No. The curse of the isk per hour and 'it should be done solo' comes into play. Eve is a social game. Things are meant to be done socially. Things taste better that way. I hate missions but it is great fun to blitz through a dozen missions in a fleet of 3-5 people. It is great fun because of the socialization aspect. With the right combo of ships on the field everything melts and everyone has a great time doing something.

"I wish missions were set up to do them with other people," one newer player sighs.
"How are they not?" I ask.
He said (and I quote) "I mean people 'play' them together but they can't accept them together and turn them in together, get the same bookmarks, split the reward, etc"
I then vomited forth a wall of text about how I disagreed. The game gives everyone the tools and then expects people to use them. The person who accepts the mission is by default the Fleet Commander. They can have someone else coordinate it for them or they can do it themselves. They have all of the pieces, now put them together and lead the fleet into battle. Later, no one will be handing out bookmarks, you have to scan down sites. No one will tell the fleet where to go. You will need to know how to use someone as a warpin. You will need to know how to split up DPS, decide what to do, coordinate the missions and you will need to manually decide how to split the loot rewards. Just like you can select 'keep all rewards for myself' with a mission you can decide not to share with your fleetmates. However, that makes you a piece of trash and hopefully they'd hunt you down and kill you (unless prior agreed to). Bounties are automatically split. Considering the poor math skills often presented by players, this is a good thing.

While missions may not be "fun", how they are not geared towards social aspects is beyond me. The only thing stopping people from being social is their own greed. ISK per hour should be a dirty word. It rips people out of the game and into these tiny pockets of ISK focused isolation. They then define the entire game by their ISK per hour and miss everything else. That would be fine if they did not spread it to others.

Back to my initial commentary on my logistics training. Logistics may be the ultimate social skill. I can't use it on anyone else. My ship does not even have a weapon mounted. I depend on others to keep me alive. They depend on me to keep them alive. Its a beautiful thing.

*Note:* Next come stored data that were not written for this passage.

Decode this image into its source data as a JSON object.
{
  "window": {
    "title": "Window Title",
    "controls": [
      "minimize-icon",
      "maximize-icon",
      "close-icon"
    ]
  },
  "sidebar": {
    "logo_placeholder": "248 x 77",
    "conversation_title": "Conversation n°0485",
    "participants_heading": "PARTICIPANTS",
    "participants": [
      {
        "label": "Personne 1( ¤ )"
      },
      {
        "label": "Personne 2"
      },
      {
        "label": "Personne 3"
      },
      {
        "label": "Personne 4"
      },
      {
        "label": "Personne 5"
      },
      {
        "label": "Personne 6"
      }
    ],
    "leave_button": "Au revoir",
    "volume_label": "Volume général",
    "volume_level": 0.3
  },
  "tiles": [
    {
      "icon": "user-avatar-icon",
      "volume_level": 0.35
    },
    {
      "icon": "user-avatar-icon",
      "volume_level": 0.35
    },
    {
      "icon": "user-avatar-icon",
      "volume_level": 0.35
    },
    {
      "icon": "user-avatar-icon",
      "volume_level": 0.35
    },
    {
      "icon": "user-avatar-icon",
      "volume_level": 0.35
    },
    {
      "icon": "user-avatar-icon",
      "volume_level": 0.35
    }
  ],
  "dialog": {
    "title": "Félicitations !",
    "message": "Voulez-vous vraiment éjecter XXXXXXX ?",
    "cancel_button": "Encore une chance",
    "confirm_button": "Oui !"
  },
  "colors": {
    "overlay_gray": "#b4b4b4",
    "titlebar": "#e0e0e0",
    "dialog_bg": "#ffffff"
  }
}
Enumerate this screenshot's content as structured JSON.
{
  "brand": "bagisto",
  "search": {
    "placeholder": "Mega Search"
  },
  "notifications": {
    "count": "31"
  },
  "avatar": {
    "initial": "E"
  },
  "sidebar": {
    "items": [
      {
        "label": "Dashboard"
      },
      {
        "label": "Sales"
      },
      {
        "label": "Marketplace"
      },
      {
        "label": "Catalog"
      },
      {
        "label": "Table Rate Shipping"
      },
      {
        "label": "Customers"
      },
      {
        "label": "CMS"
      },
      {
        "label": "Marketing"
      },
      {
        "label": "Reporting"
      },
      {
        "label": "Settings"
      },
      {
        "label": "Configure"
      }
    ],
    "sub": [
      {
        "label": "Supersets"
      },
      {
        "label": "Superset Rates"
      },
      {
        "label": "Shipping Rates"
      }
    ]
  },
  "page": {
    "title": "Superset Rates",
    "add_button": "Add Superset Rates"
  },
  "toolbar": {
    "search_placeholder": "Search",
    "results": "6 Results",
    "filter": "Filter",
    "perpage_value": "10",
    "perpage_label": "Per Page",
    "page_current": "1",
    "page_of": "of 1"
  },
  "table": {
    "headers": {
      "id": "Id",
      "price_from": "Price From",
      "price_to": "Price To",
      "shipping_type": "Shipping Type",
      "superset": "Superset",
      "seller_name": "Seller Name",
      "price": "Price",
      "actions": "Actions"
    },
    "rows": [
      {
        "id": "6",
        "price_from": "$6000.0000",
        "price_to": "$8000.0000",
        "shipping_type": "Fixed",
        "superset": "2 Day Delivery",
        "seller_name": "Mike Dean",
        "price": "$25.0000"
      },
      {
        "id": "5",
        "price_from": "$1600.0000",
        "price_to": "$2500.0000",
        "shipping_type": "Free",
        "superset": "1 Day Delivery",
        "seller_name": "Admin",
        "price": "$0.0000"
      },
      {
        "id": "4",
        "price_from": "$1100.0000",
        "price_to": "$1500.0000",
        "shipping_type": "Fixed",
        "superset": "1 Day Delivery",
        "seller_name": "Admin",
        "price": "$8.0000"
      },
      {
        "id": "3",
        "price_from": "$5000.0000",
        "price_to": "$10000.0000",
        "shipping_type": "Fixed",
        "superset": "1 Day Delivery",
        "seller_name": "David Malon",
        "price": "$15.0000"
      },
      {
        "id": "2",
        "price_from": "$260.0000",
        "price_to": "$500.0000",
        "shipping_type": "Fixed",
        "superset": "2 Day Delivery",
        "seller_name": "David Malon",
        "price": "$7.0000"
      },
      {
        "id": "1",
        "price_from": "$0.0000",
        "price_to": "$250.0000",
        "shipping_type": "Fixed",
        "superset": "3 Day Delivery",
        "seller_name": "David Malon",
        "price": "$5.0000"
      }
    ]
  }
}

Let us look at the difference in the ships functionality between Logi 4 and Logi 5.

Logi 4

Logi 5

The chances are pretty spectacular. It also took 20+ days of training to achieve that.

I'll have to ask the boys to shoot each other so that I can rep them tomorrow.

Now to finish some T2 training and turn around and start on Minmatar Cruiser 5 for the Scimi.

Comments

  1. You're right, the tools to make missions sociable are already there. Would just be nice if missions could scale depending on how many people run them, as an added incentive.

    As a point of order, Dagen is soloable. I didn't even know he wasn't supposed to be until he came up in our help chat months after I killed him. Turns out it's apparently impossible for a three month newbie to kill him. I just "cheated" by using a Thorax combined with drones to finish him off. There was something about how Dragen is always more resistent against whatever kind of damage the favourite weapon of the race your character belongs to has.

    I didn't know about this at the time but my Amarr character flying Gallente ships apparently had made my life easier in that mission.

    On the other hand, my way through the Sister Epic Arc taught me a lot of the basics. I started the arc with a droneless Amarr Dragoon carrying two different types of small lasers at once (so I could hit enemies at different ranges) and ended with a halfway decent, shield-tanked blaster Thorax.